Plenty of liberal interest groups appreciate Gensler’s work on financial regulation and are willing to look past his background at Goldman and the Treasury, said Lisa Gilbert, director of Congress Watch, a division of Public Citizen.

“Gensler is a good reminder for the ‘personnel is policy’ mantra that it’s not solely about industry ties,” Gilbert said. “It’s about perspectives on policy.”

Now that the Sanders-inspired Our Revolution is up and running, the senator’s acolytes could find themselves helping to install a team in a new Clinton administration that includes Gensler.


Our Revolution Gets Going

After a period of initial turmoil in which a group of staffers quit in response to Weaver’s appointment, Our Revolution has about 12 staff members, and is still focused on the November election, he said. But with “more than 5 million people” on its email list, Weaver said the group will pivot to the appointments question soon after, assuming Clinton wins.

“We can generate thousands, maybe tens of thousands, of phone calls,” he said. “We have the capacity to mobilize people on a scale you’ve never really seen.”
Weaver emphasized that Our Revolution would take the Democratic platform, which the Sanders campaign turned into a policy battleground, as the blueprint for Clinton’s would-be administration. Appointees, he said, need to appreciate the importance of this usually irrelevant campaign document.
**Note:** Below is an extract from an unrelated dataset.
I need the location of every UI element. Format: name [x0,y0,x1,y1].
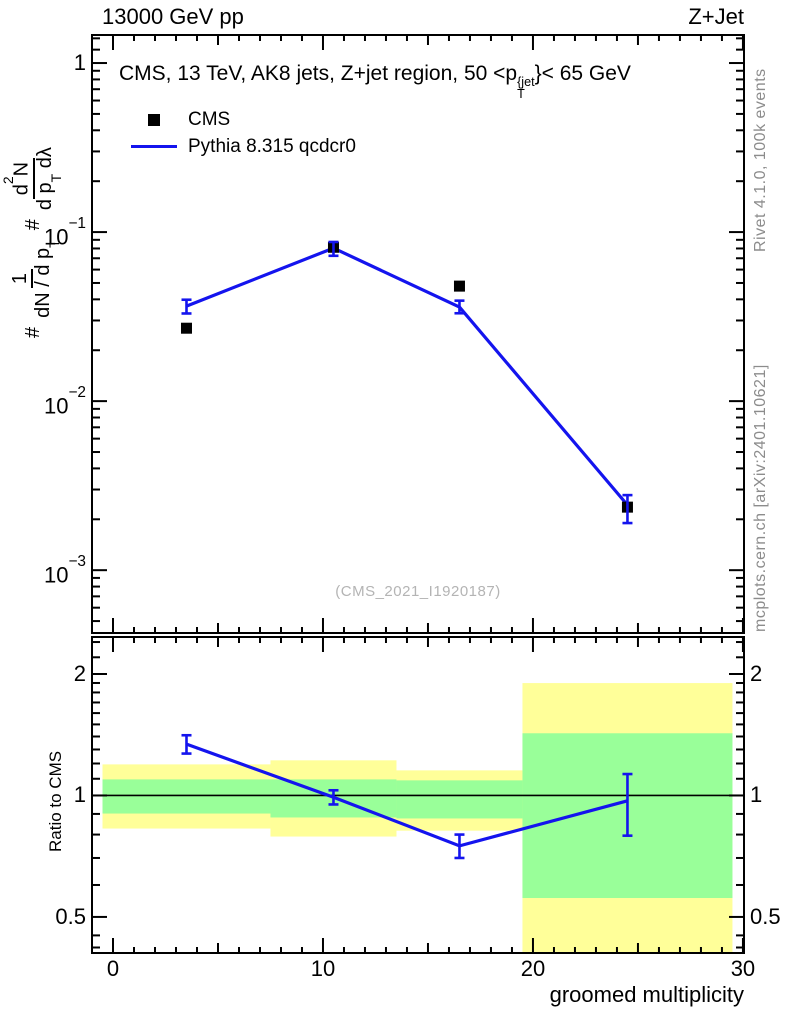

“There’s a greater awareness this time around of making sure we get the right people in the positions who are willing to carry out the Democratic platform,” Weaver said.

Aside from tough rhetoric about Wall Street and finance in general, the platform also calls for defending or implementing specific policies. A notable one is the financial transactions tax, which Sanders forced onto the Democratic agenda. The tax could apply to a subset of financial transactions on forms of computer-driven trading, or a broader set of instruments like stocks, bonds and derivatives.


Strengthen Warren’s Hand
Our Revolution is similar in concept to Organizing for America, an offshoot of President Barack Obama’s campaign that never got traction as a major player in grassroots politics outside of efforts to put and keep the nation’s first black president in office. Progressive activists are hoping that Sanders, who abjured an interest in anything but his issues during the campaign, can leave behind a more vibrant machine.

“Obama ran as an individual embodiment of aspirations, not an ideological campaign, so the hope is that since Sanders ran an issue-based campaign, you have an institutional encapsulation of that in Our Revolution,” one progressive activist said.

In the treacherous, shifting sands of presidential appointment politics, Our Revolution could also end up being a foil of sorts for Warren, who’s promised to take a tough look at any Clinton appointees, according to one person close to Sanders. If she can point to the group as one more reason why Clinton can’t tilt toward Wall Street, it will strengthen her own hand.

“I don’t think anyone sees Our Revolution as a flanking maneuver around Warren,” Gilbert said. “People are fairly in sync.”